Born 6 May 1821 at Chambersburg, Pa., Edmund Ross Colhoun was appointed a midshipman 1 April 1839. He served during the Mexican War with Commodores Conner and Perry at Alvarado and Tabasco. During the Civil War he served on both the North and South Atlantic Blockading Squadrons, had command of the monitor Weehawken, and was commended for his participation in the bombardment and capture of Fort Fisher, N.C., from December 1864 to January 1865. He commanded the South Pacific Station (1874-5), Mare Island Navy Yard (1877-81), and retired from the Navy 5 May 1883. Rear Admiral Colhoun died 17 February 1897.
(DD-801: dp. 2,050; l. 376'6"; b. 39'8"; dr. 17'9"; cpl. 320; a. 5 5", 10 21" tt, 6 dcp., 2 dct; cl. Fletcher)
The second Colhoun (DD-801) was launched 10 April 1944 by Todd-Pacific Shipbuilding Corp., Seattle, Wash.; sponsored by Captain K. K. Johnson, WAC; and commissioned 8 July 1944, Commander G. R. Wilson in command.
Colhoun arrived at Pearl Harbor 10 October 1944 for training and patrol duty. Arriving off Iwo Jima 19 February 1945, she screened transports, served as radar picket and gave fire support for the invasion. On 1 March she was hit by a salvo from heavy enemy batteries ashore, which killed one man and injured 16. After repairs at Saipan, Colhoun sailed for Okinawa, arriving 31 March for radar picket duty.

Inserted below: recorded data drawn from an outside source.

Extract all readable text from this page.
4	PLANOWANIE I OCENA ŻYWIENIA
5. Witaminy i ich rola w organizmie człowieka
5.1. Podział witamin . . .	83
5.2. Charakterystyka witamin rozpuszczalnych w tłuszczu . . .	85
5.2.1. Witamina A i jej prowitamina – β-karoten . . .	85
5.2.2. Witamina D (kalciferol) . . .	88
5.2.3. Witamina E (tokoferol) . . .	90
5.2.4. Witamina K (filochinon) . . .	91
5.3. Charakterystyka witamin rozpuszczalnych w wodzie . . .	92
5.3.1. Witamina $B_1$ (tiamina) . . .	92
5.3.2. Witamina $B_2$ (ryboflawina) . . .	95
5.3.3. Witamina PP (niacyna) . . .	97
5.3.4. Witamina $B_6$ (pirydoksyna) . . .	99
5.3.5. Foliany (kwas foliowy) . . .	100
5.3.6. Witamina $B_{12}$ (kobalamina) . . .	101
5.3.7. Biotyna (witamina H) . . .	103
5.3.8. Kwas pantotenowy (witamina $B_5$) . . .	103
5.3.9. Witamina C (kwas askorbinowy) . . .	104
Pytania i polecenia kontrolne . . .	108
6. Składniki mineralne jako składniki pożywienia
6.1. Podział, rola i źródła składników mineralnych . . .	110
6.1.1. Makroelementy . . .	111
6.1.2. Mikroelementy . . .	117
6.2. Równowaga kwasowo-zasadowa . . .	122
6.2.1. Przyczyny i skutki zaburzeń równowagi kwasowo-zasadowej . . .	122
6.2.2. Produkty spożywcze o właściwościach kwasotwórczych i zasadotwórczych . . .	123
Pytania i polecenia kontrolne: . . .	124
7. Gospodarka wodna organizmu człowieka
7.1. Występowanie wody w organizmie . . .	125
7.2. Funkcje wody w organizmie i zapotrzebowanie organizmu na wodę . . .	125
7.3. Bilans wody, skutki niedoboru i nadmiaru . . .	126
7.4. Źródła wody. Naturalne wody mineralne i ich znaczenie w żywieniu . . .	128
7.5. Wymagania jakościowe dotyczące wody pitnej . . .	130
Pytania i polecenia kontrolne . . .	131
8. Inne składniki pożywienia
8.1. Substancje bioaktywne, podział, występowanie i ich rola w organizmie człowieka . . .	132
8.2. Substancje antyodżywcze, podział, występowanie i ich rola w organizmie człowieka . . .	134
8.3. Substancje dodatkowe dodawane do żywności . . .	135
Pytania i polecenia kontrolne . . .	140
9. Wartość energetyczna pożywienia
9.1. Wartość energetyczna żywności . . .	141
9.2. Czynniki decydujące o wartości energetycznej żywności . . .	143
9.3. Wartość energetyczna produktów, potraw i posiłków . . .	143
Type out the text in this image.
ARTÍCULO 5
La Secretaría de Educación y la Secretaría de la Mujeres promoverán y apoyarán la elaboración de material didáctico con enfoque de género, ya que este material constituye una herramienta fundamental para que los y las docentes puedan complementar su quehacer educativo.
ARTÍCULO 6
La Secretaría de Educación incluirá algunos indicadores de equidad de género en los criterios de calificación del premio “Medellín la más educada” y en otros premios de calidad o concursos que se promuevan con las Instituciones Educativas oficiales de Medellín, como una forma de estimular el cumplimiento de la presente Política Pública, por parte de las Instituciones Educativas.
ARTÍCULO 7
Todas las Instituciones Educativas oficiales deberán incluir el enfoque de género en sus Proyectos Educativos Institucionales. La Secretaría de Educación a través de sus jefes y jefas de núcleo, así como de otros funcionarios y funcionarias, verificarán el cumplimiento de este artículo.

At 1530 on 6 April 1945 during the first heavy kamikaze raid Colhoun received a request for help from Bush (DD-529) and sped to her aid. Interposing her guns between the crippled Bush and the attacking suicide planes, Colhoun downed three planes before a kamikaze crashed into the 40mm. mount scattering flaming wreckage across the ship and dropping a bomb into the after fireroom where it exploded. Retaining power and using emergency steering, Colhoun awaited the next attacking trio, splashing the first two and taking the third on the starboard side. The bomb from the suicide plane exploded, breaking Colhoun's keel, piercing both boilers, ripping a 20' by 4' hole below the waterline and starting oil and electric fires. Operating the remaining guns manually, Colhoun gamely faced yet another wave of three attackers splashing one, damaging another, and taking the third suicide plane aboard aft. This airplane's bomb bounced overboard and exploded, adding another 3' hole to allow more flooding. Colhoun valiantly struggled to stay afloat, but a final suicide plane crashed into the bridge in a mass of flames. At 1800 LCS-48 took off all but a skeleton crew which remained on board while a tug attempted to tow Colhoun to Okinawa. Heavy listing, uncontrolled flooding, and fires made it impossible to save her and she was sunk by gunfire from Cassin Young at 27° 16' N., 127°48' E. Her casualties were 32 killed and 23 wounded, two of whom later died.
Colhoun received one battle star for World War II service.